Nel 1994, mentre la Pixar lavorava al primo Toy Story, gli animatori stupivano il pubblico con il più grande successo – anche a livello di incassi – dell’epoca del Rinascimento Disneyano. Una storia shakespeariana ideologicamente coerente con lo sguardo di Hollywood sulla società americana ripreso di recente da Black Panther la cui forza era rappresentata dall’intimità che si andava a instaurare tra spettatore e personaggi. L’umore, in questo live action, è cambiato. Il fotorealismo che fa sembrare le immagini stralci di documentari sulla natura, ha ucciso l’espressività degli animali. Non c’è terrore negli occhi di Mufasa quando il fratello-nemico Scar sta per gettarlo su una mandria di gnu impazziti, o titubanza quando Simba torna nel regno che aveva abbandonato per vergogna.

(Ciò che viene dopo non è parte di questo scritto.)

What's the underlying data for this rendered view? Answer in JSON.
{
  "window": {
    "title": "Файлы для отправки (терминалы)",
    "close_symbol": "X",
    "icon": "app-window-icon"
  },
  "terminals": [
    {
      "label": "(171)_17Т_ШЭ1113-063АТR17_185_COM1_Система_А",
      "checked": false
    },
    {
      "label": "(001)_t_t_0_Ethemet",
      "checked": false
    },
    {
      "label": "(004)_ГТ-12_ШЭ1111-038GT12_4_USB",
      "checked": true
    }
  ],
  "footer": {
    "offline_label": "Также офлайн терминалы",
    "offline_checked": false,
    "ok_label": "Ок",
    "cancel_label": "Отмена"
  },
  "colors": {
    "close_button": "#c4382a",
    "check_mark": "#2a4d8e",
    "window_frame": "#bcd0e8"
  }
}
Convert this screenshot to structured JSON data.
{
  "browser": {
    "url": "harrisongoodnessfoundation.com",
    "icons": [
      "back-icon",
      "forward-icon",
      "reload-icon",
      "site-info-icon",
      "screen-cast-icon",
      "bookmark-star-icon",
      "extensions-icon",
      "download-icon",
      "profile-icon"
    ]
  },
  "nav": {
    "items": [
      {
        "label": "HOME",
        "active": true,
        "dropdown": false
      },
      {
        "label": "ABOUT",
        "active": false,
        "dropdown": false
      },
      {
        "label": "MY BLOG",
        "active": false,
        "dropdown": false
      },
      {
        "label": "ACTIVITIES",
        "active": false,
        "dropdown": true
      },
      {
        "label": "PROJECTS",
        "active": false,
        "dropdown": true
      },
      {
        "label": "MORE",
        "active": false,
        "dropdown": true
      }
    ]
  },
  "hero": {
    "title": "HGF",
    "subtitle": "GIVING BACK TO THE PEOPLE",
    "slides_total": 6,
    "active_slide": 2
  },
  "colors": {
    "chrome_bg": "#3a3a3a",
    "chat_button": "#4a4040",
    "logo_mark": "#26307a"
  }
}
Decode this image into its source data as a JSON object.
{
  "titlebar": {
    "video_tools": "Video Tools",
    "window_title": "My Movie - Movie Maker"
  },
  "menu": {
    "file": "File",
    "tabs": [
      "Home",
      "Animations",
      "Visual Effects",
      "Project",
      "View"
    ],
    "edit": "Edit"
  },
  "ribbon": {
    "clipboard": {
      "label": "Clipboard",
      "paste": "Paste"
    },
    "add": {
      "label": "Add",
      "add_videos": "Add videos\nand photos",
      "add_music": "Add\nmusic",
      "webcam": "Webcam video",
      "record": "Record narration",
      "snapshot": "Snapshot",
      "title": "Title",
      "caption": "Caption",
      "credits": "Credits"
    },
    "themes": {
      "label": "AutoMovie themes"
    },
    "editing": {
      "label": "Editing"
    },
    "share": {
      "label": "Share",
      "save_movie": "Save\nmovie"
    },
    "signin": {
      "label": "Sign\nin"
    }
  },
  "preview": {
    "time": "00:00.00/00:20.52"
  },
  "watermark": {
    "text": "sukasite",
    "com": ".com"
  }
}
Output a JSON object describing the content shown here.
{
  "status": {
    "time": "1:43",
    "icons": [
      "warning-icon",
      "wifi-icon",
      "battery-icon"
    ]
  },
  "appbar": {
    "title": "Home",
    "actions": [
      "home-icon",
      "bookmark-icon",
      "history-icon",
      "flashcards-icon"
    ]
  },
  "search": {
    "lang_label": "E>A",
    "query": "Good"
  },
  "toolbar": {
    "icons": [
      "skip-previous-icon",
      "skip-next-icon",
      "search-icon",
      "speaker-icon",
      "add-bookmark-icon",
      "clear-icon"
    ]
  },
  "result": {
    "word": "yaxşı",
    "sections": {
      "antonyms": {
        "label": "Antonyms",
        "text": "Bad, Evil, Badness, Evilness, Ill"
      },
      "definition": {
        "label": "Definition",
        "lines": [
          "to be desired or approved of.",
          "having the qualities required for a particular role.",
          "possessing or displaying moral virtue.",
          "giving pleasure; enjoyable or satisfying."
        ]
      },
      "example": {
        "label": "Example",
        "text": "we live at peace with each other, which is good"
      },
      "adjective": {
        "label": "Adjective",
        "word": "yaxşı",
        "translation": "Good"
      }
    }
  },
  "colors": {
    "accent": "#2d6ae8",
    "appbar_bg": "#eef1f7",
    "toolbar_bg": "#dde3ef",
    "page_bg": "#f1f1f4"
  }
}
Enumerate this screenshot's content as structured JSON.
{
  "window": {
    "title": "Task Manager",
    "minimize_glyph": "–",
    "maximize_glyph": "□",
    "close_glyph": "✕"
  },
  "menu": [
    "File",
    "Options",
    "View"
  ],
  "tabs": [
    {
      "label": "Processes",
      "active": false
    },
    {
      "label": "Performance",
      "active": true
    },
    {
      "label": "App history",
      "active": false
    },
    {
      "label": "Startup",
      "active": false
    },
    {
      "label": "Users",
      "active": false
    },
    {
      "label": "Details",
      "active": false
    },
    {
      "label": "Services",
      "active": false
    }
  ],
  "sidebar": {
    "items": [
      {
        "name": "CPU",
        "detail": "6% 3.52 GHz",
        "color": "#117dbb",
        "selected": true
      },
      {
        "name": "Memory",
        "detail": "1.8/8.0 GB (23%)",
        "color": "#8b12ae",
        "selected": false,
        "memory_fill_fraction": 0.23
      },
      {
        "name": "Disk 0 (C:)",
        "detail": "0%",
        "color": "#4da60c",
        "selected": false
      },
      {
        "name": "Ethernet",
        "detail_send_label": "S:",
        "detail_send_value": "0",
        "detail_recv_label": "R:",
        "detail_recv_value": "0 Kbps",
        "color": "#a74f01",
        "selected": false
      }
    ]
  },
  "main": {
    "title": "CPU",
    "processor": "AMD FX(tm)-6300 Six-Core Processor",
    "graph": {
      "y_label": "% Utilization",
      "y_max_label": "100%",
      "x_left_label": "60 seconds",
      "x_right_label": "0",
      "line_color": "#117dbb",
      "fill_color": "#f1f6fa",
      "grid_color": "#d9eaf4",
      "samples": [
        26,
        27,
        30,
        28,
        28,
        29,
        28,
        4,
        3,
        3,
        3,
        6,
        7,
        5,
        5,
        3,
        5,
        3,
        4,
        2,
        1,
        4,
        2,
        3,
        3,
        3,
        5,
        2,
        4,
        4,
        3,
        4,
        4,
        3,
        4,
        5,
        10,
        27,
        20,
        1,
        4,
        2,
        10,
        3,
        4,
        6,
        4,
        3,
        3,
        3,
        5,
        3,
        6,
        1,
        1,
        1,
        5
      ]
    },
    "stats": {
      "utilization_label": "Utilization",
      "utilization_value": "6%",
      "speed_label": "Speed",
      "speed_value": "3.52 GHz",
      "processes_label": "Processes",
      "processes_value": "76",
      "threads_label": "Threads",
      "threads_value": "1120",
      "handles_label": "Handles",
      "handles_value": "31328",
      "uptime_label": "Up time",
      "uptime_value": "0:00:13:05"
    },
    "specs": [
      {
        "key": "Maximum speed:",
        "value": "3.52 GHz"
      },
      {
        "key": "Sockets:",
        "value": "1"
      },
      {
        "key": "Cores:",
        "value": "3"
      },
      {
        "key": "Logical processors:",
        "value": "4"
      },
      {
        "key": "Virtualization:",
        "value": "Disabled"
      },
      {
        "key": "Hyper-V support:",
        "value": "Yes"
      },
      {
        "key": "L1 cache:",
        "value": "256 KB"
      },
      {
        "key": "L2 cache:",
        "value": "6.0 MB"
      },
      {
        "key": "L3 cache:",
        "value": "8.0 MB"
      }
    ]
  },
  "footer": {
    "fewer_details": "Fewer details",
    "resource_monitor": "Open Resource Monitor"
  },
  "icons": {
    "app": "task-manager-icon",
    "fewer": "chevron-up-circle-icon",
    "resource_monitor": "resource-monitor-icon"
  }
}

Ci sono invece una serie di errori inspiegabili, come la sequenza di “L’amore è nell’aria stasera” ambientata alla luce del sole (che può sembrare stupido, ma nel film perde tutta la sensualità dell’originale con la luce al crepuscolo) o la totale mancanza di pathos durante il brano “Sarò Re” cantato da Scar (molto più minaccioso e teatrale nella versione animata), e anche piccole e sporadiche libertà di sceneggiatura (“Il regno sarà tutto tuo Simba” diventa “Il regno non appartiene a nessuno, ma sarà tuo compito proteggerlo”) ma niente di sostanzialmente interessante da essere considerato coraggioso e politicamente rilevante.

La speranza è che questa parabola copiativa senz’anima venga invertita dai prossimi titoli in cantiere (specialmente quelli che gravitano intorno ad una protagonista donna come Mulan, Crudelia de Mon, La Sirenetta e Maleficent 2) e che qualcuno, dalle parti della Disney, si chieda se sia meglio rimanere con un piede nel passato o cambiare le proprie strategie guardando al futuro.

Il Re Leone arriverà nelle nostre sale il 21 Agosto.